The highlights of the Syrian President’s interview were as follows:
He claimed that the defections that have taken place in the regime recently are a positive sign, for they indicate the “self-cleansing of the government firstly and the country generally”. Commenting on his military operations, Bashar al-Assad added that a military resolution to the conflict has not yet been fully carried out by the Syrian army, but this will happen soon.
He also added “the situation in Syria now is much better than a year ago”.
The interview did not lack references to a regional and international conspiracy against Syria, in its capacity as the “main resistance state” in the region.
Finally, President al-Assad emphasized that any citizen who serves his people cannot relinquish his position at a time of challenge, in a clear indication that he rejects the principle of stepping down from power.
Hence the Syrian President’s rhetoric can be summarized as follows: the current situation is better than a year ago, a military end is imminent, defections have had a positive impact, and I will remain as President!
If this is indeed the essence of President al-Assad’s vision, then this undoubtedly means that the man lives on a different planet to the rest of us.
President al-Assad’s rhetoric suggests that his interpretation of the Syrian political scene locally, regionally and internationally is completely wrong.
The gravest mistake a political or military leader can commit is to live in an “illusionary victory”; whilst the tangible reality on the ground confirms that he has suffered a “resounding defeat.”
Such a disparity between victory and defeat, and between success and failure, prompts the leader to feel an overwhelming desire to remain in power, although the fact is that he must leave. His mind is deeply convinced that he must continue, whilst reality necessitates that he must step down immediately.

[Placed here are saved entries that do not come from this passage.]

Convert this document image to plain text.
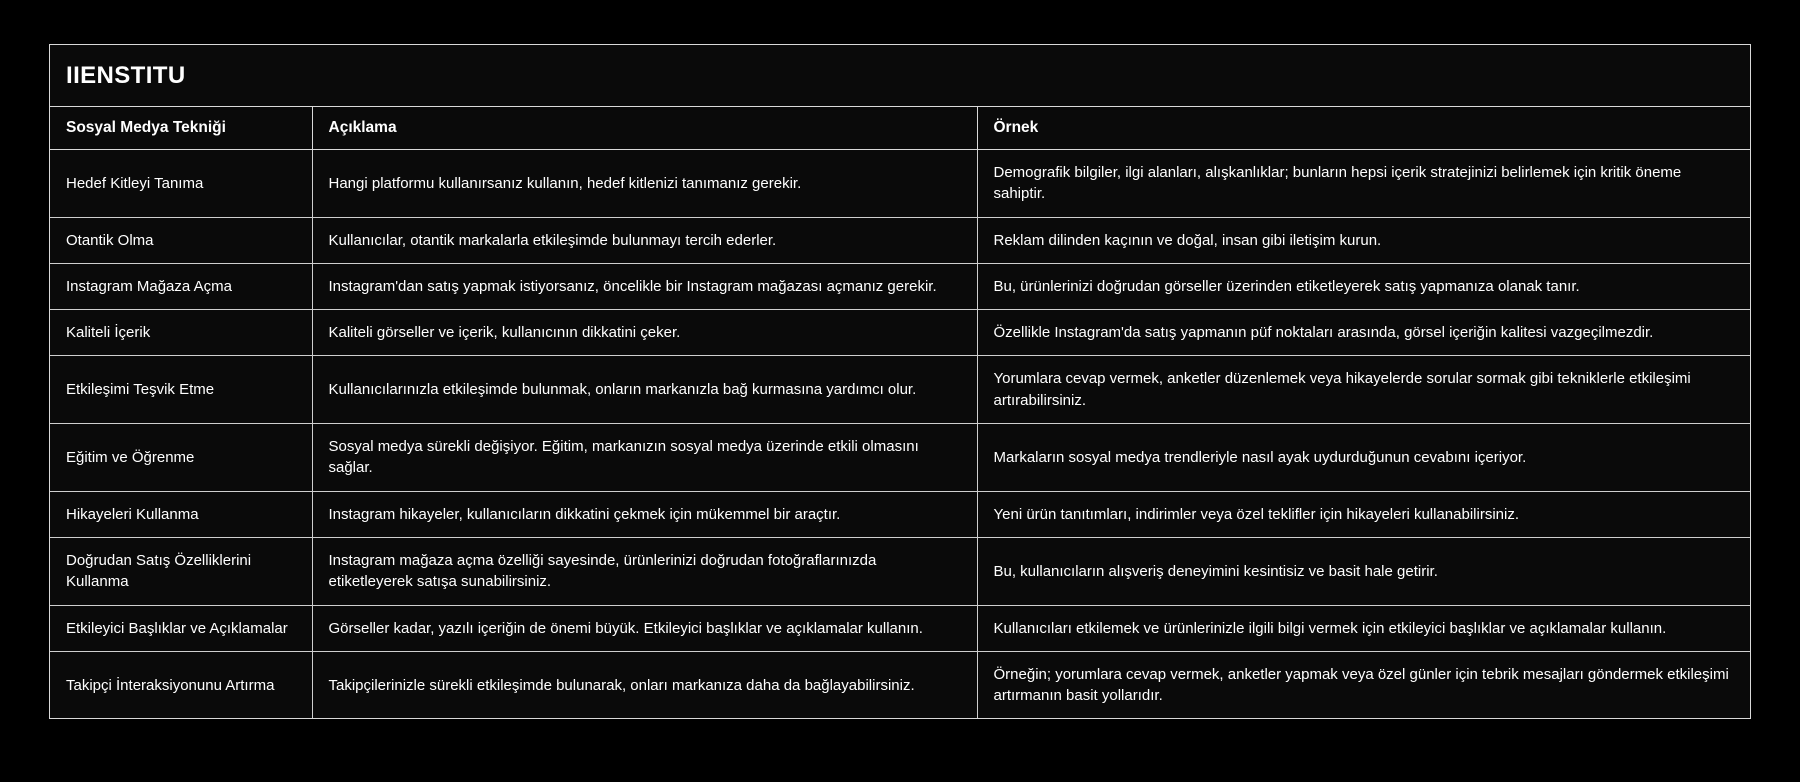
IIENSTITU
Sosyal Medya Tekniği	Açıklama	Örnek
Hedef Kitleyi Tanıma	Hangi platformu kullanırsanız kullanın, hedef kitlenizi tanımanız gerekir.	Demografik bilgiler, ilgi alanları, alışkanlıklar; bunların hepsi içerik stratejinizi belirlemek için kritik öneme sahiptir.
Otantik Olma	Kullanıcılar, otantik markalarla etkileşimde bulunmayı tercih ederler.	Reklam dilinden kaçının ve doğal, insan gibi iletişim kurun.
Instagram Mağaza Açma	Instagram'dan satış yapmak istiyorsanız, öncelikle bir Instagram mağazası açmanız gerekir.	Bu, ürünlerinizi doğrudan görseller üzerinden etiketleyerek satış yapmanıza olanak tanır.
Kaliteli İçerik	Kaliteli görseller ve içerik, kullanıcının dikkatini çeker.	Özellikle Instagram'da satış yapmanın püf noktaları arasında, görsel içeriğin kalitesi vazgeçilmezdir.
Etkileşimi Teşvik Etme	Kullanıcılarınızla etkileşimde bulunmak, onların markanızla bağ kurmasına yardımcı olur.	Yorumlara cevap vermek, anketler düzenlemek veya hikayelerde sorular sormak gibi tekniklerle etkileşimi artırabilirsiniz.
Eğitim ve Öğrenme	Sosyal medya sürekli değişiyor. Eğitim, markanızın sosyal medya üzerinde etkili olmasını sağlar.	Markaların sosyal medya trendleriyle nasıl ayak uydurduğunun cevabını içeriyor.
Hikayeleri Kullanma	Instagram hikayeler, kullanıcıların dikkatini çekmek için mükemmel bir araçtır.	Yeni ürün tanıtımları, indirimler veya özel teklifler için hikayeleri kullanabilirsiniz.
Doğrudan Satış Özelliklerini Kullanma	Instagram mağaza açma özelliği sayesinde, ürünlerinizi doğrudan fotoğraflarınızda etiketleyerek satışa sunabilirsiniz.	Bu, kullanıcıların alışveriş deneyimini kesintisiz ve basit hale getirir.
Etkileyici Başlıklar ve Açıklamalar	Görseller kadar, yazılı içeriğin de önemi büyük. Etkileyici başlıklar ve açıklamalar kullanın.	Kullanıcıları etkilemek ve ürünlerinizle ilgili bilgi vermek için etkileyici başlıklar ve açıklamalar kullanın.
Takipçi İnteraksiyonunu Artırma	Takipçilerinizle sürekli etkileşimde bulunarak, onları markanıza daha da bağlayabilirsiniz.	Örneğin; yorumlara cevap vermek, anketler yapmak veya özel günler için tebrik mesajları göndermek etkileşimi artırmanın basit yollarıdır.
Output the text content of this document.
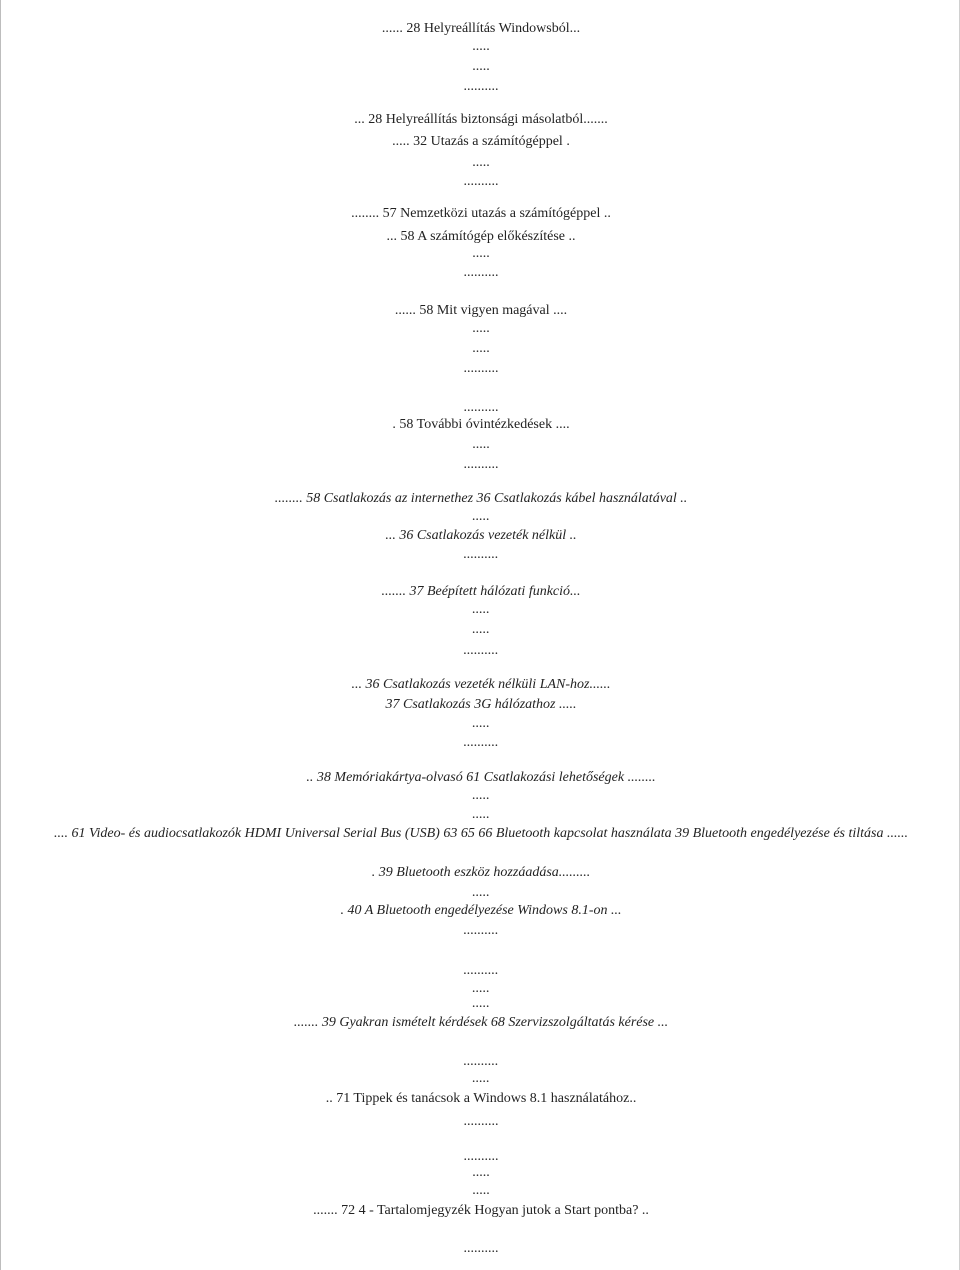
...... 28 Helyreállítás Windowsból...
.....
.....
..........
... 28 Helyreállítás biztonsági másolatból.......
..... 32 Utazás a számítógéppel .
.....
..........
........ 57 Nemzetközi utazás a számítógéppel ..
... 58 A számítógép előkészítése ..
.....
..........
...... 58 Mit vigyen magával ....
.....
.....
..........
..........
. 58 További óvintézkedések ....
.....
..........
........ 58 Csatlakozás az internethez 36 Csatlakozás kábel használatával ..
.....
... 36 Csatlakozás vezeték nélkül ..
..........
....... 37 Beépített hálózati funkció...
.....
.....
..........
... 36 Csatlakozás vezeték nélküli LAN-hoz......
37 Csatlakozás 3G hálózathoz .....
.....
..........
.. 38 Memóriakártya-olvasó 61 Csatlakozási lehetőségek ........
.....
.....
.... 61 Video- és audiocsatlakozók HDMI Universal Serial Bus (USB) 63 65 66 Bluetooth kapcsolat használata 39 Bluetooth engedélyezése és tiltása ......
. 39 Bluetooth eszköz hozzáadása.........
.....
. 40 A Bluetooth engedélyezése Windows 8.1-on ...
..........
..........
.....
.....
....... 39 Gyakran ismételt kérdések 68 Szervizszolgáltatás kérése ...
..........
.....
.. 71 Tippek és tanácsok a Windows 8.1 használatához..
..........
..........
.....
.....
....... 72 4 - Tartalomjegyzék Hogyan jutok a Start pontba? ..
..........
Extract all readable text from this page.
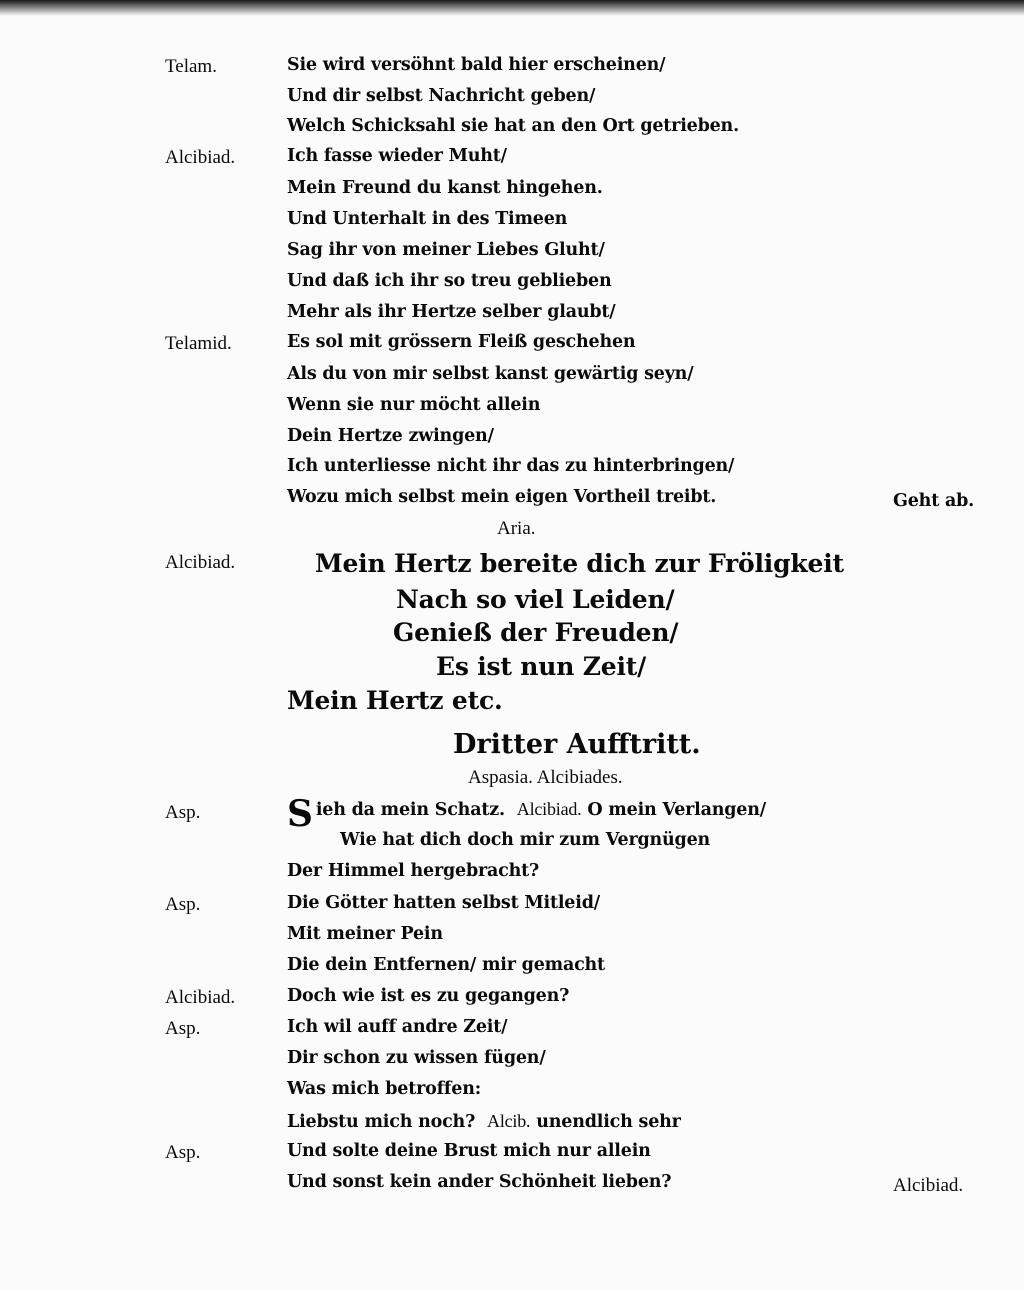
Telam.	Sie wird versöhnt bald hier erscheinen/
Und dir selbst Nachricht geben/
Welch Schicksahl sie hat an den Ort getrieben.
Alcibiad.	Ich fasse wieder Muht/
Mein Freund du kanst hingehen.
Und Unterhalt in des Timeen
Sag ihr von meiner Liebes Gluht/
Und daß ich ihr so treu geblieben
Mehr als ihr Hertze selber glaubt/
Telamid.	Es sol mit grössern Fleiß geschehen
Als du von mir selbst kanst gewärtig seyn/
Wenn sie nur möcht allein
Dein Hertze zwingen/
Ich unterliesse nicht ihr das zu hinterbringen/
Wozu mich selbst mein eigen Vortheil treibt.	Geht ab.
Aria.
Alcibiad.	Mein Hertz bereite dich zur Fröligkeit
Nach so viel Leiden/
Genieß der Freuden/
Es ist nun Zeit/
Mein Hertz etc.
Dritter Aufftritt.
Aspasia. Alcibiades.
Asp. Sieh da mein Schatz. Alcibiad. O mein Verlangen/
Wie hat dich doch mir zum Vergnügen
Der Himmel hergebracht?
Asp.	Die Götter hatten selbst Mitleid/
Mit meiner Pein
Die dein Entfernen/ mir gemacht
Alcibiad.	Doch wie ist es zu gegangen?
Asp.	Ich wil auff andre Zeit/
Dir schon zu wissen fügen/
Was mich betroffen:
Liebstu mich noch? Alcib. unendlich sehr
Asp.	Und solte deine Brust mich nur allein
Und sonst kein ander Schönheit lieben?	Alcibiad.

The crisis in the mindset of Bashar al-Assad does not lie in the fact that he is governing in the wrong manner, because deep down he is aware of this, rather the crisis lies in the fact that he strongly believes that he is doing a great service to his people and is bringing glory to his nation, and will go down in the history books as a result.
This is what psychiatrists call a “profound lack of perception”; a case that eventually prompts one to destroy himself and everyone around him.
All this confirms that the problem runs very deep indeed.